A visão de Ernest Mandel
• Acredita que o mercado deve ser totalmente substituído pela “autogestão articulada dos produtores.
• Problema: Aumento da satisfação de necessidades básicas x reduzir a carga e a alienação do
trabalho dos produtores diretos.
• A autogestão articulada dos produtores poderia trazer para a realidade tais metas, desde que os
trabalhadores sejam participantes ativos - e não meramente consultados- no processo de tomada de
decisões e da administração direta da economia e da sociedade.
• “a administração não seria monopólio do “nível central”, nem tampouco a autogestão seria
confinada ao nível (sic) do local de trabalho. Ambas seriam mescladas tanto a nível (sic) central
quanto descentralizadamente”
• A autogestão democrática não quer dizer que todos decidam sobre tudo.
Participacionismo de Tragtenberg
• Análise de política da participação na fábrica entre a ótica dos trabalhadores e a ótica
empresarial.
• Participacionismo: ótica dos trabalhadores - instrumento da classe trabalhadora para
controlar a produção e decidir democraticamente o papel das empresas na sociedade; Ótica
empresarial: trocas de informações, admitem a consulta, a delegação de responsabilidades,
sem colocar em xeque a decisão
• “Nova ratoeira do capital”: A participação dos trabalhadores na discussão da produtividade,
dentre outros aspectos, é uma “técnica utilizada para enganar o público e dar impressão, à
mão-de-obra, de que ela possui papel importante nas decisões, o que é uma farsa”
Participacionismo de Tragtenberg
• “pseudo-participação”: um reforço do modo de produção capitalista.

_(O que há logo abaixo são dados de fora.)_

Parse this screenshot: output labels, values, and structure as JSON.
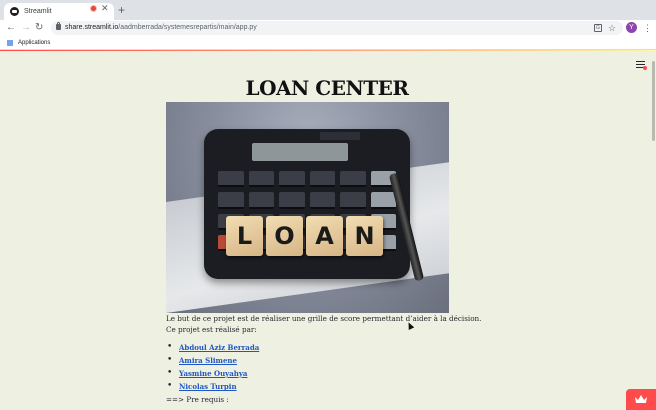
{
  "browser": {
    "tab_title": "Streamlit",
    "url_host": "share.streamlit.io",
    "url_path": "/aadmberrada/systemesrepartis/main/app.py",
    "profile_initial": "Y",
    "bookmarks_label": "Applications"
  },
  "page": {
    "title": "LOAN CENTER",
    "hero_tiles": [
      "L",
      "O",
      "A",
      "N"
    ],
    "description": "Le but de ce projet est de réaliser une grille de score permettant d’aider à la décision.",
    "team_intro": "Ce projet est réalisé par:",
    "team_members": [
      "Abdoul Aziz Berrada",
      "Amira Slimene",
      "Yasmine Ouyahya",
      "Nicolas Turpin"
    ],
    "prereq": "==> Pre requis :"
  },
  "colors": {
    "page_background": "#eef1e2",
    "link": "#1f56c2",
    "accent": "#ff4b4b"
  }
}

• Participação autêntica é aquela “onde a maioria da população, através de
órgãos livremente eleitos e articulados entre si, tem condições de dirigir o
processo de trabalho e participar da decisão a respeito das finalidades da
produção e outros aspectos da vida social que tenham significado”

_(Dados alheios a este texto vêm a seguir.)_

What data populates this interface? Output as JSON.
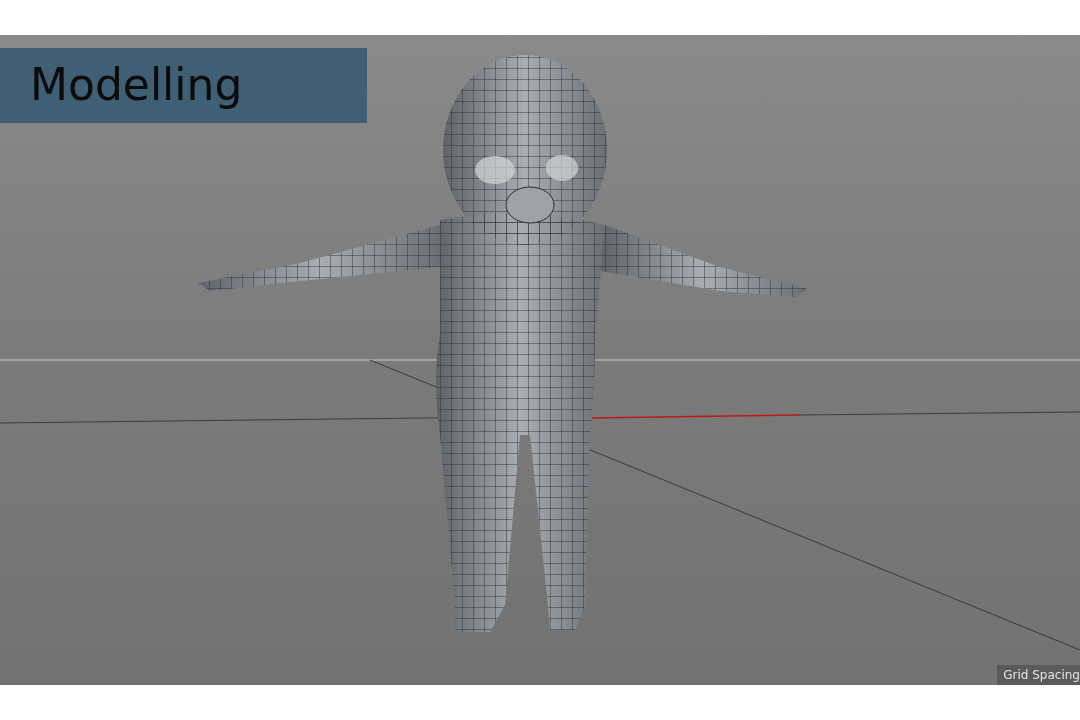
{
  "slide": {
    "title": "Modelling"
  },
  "viewport": {
    "grid_label": "Grid Spacing"
  }
}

• O problema central é a alienação do trabalho no sentido clássico do termo.
Ela existe como função do capital e o trabalhador é acima de tudo
dominado pelas condições de trabalho sob as quais não tem poder.
Bettelheim, Mészáros, Mandel e Tragtenberg

• Não se contentam com o controle de algumas fábricas, posicionando-se,


cada qual à sua maneira, em defesa do controle da sociedade pelos
trabalhadores
• Se para a Economia Solidária autogestão significa propriedade coletiva
dos meios de produção e decisão democrática na fábrica, para os
primeiros significa somente isso, mas fundamentalmente autogoverno
pelos produtores associados tendo em vista a produção de valores de uso.
Considerações Finais
• Crítica ao rejuvenescimento das propostas socialistas de mercado: Economia Solidária x
coordenação global da produção pelos produtores associados;
• Abordagem teórica de uma vertente da Economia Solidária, especialmente a de Paul Singer,
é fruto de uma crise ideológica, uma crise que não vê mais as virtudes do planejamento
socialista. Ao não vislumbrar o planejamento da produção tendo em vista a produção de
valores de uso, a Economia Solidária realiza uma crítica parcial, senão incompleta ao
sociometabolismo do capital.
• Enquanto a autogestão não atacar os centros nevrálgicos da acumulação de capital, pouco se
pode esperar da mesma. Para que o cooperativismo e o associativismo de trabalhadores
possam florescer, eles devem se inserir numa proposta de construção de uma sociedade “para
além do capital” e para isso, faz-se necessário retomar o debate sobre a coordenação da
produção pelos produtores associados.